Clark was optimistic about the future of engineering jobs during a recent interview on the "Sourcery" podcast.
"I'm an investor in a lot of companies that use AI tools," he said. "I cannot think — especially on the coding side and engineering side — of a single one that has laid off engineers because of these tools."
Clark said that companies in his investment portfolio might be able to "grow without adding quite as much headcount," but that job elimination was not happening.
"Will there be some turnover in economic centers?" he said. "Of course, there always is. But it's actually been much more of an augmenting technology than a substituting technology."
There has yet to be substantive data about AI-related engineering cuts. Hiring appears to be down — software engineer job postings on Indeed recently hit a five-year low — but it's challenging to pinpoint the exact cause.
Gen Z may be the most worried about these AI tools. 62% of college seniors familiar with them told Handshake that they were worried about their job prospects. Some Gen Z engineers have faced fewer entry-level openings and less training when they start their jobs.
AI tools also have their advantages, including productivity gains and unlocked opportunities.
"You can actually make everyone the 10x or proverbial 100x engineer in a really exciting way," Clark said.
The "100x engineer" — as in, a 10x multiple of an engineer who is already ten times more productive than the average engineer — is a new term among tech circles. Surge CEO Edwin Chen said that AI tools were creating 100x engineers, which helped build the "$1 billion single-person company."
Clark remained optimistic that AI would replace menial work.
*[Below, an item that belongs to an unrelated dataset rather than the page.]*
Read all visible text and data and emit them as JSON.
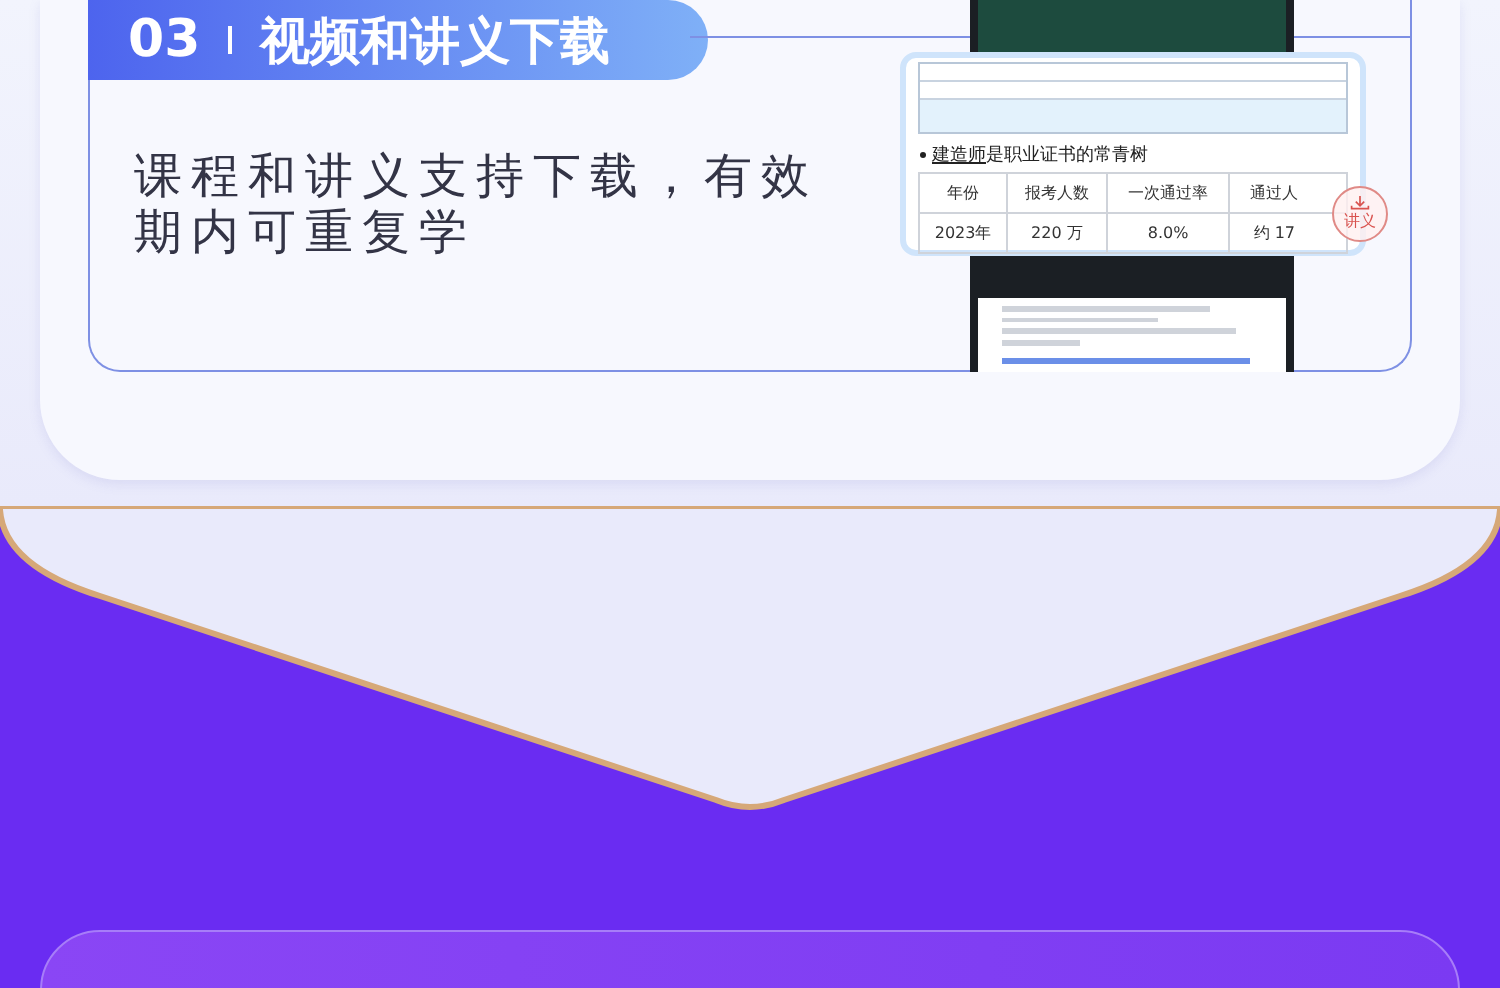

He listed some areas of research that, because of AI gains, humans could more meaningfully pursue: oncology, sustainable mining, and space habitation.
"The beauty of AI is that we're going to be able to reallocate a bunch of human brainpower, firepower, creativity to these most important problems," he said.
That brainpower can move away from work that is "not the highest marginal use of humanity's creative and intelligence potential."